We know any \((x,y,z)\in \mathbb{C}^3\) can be written \((x,y,z)=a_1\alpha_1+a_2\alpha_2+a_3\alpha_3\) since \(\alpha_1,\alpha_2,\alpha_3\) is the basis of \(B\)
Then we have \(\begin{pmatrix}\begin{array}{ccc|c}1 & 1 & 2 & x\\ 0 & 1 & 2 & y\\ -1 & 1 & 0 & z\end{array}\end{pmatrix}\Rightarrow\begin{pmatrix}\begin{array}{ccc|c}0 & 1 & 0 & x+z-y\\ 0 & 0 & 1 & \frac{2y-x-z}{2}\\ 1 & 0 & 0 & x-y\end{array}\end{pmatrix}\Rightarrow\begin{cases}\alpha_1=x-y\\ \alpha_2=x+z-y\\ \alpha_3=\frac{2y-x-z}{2}\end{cases}\)

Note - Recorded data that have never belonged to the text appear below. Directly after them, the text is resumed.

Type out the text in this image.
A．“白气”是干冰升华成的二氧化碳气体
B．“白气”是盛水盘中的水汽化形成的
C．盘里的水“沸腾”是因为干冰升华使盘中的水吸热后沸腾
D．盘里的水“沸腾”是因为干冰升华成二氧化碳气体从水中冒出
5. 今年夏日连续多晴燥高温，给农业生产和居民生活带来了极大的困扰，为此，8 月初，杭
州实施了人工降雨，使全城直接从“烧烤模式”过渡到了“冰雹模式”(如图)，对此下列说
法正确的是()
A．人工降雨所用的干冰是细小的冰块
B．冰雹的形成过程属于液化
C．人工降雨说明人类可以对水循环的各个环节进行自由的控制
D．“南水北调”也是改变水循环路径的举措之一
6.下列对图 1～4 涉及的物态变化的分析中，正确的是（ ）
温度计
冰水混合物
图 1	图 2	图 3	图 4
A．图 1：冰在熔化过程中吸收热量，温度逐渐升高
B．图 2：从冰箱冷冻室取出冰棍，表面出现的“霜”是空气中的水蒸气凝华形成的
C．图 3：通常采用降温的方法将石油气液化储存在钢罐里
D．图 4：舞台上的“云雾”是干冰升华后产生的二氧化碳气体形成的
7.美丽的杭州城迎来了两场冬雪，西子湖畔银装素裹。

Since \(\varphi_1\left(x,y,z\right)=a_1,\varphi_2\left(x,y,z\right)=a_2,\varphi_3\left(x,y,z\right)=a_3\), then \(\varphi_1\left(x,y,z\right)=x-y,\varphi_2\left(x,y,z\right)=x+z-y,\varphi_3\left(x,y,z\right)=\frac{2y-x-z}{2}\)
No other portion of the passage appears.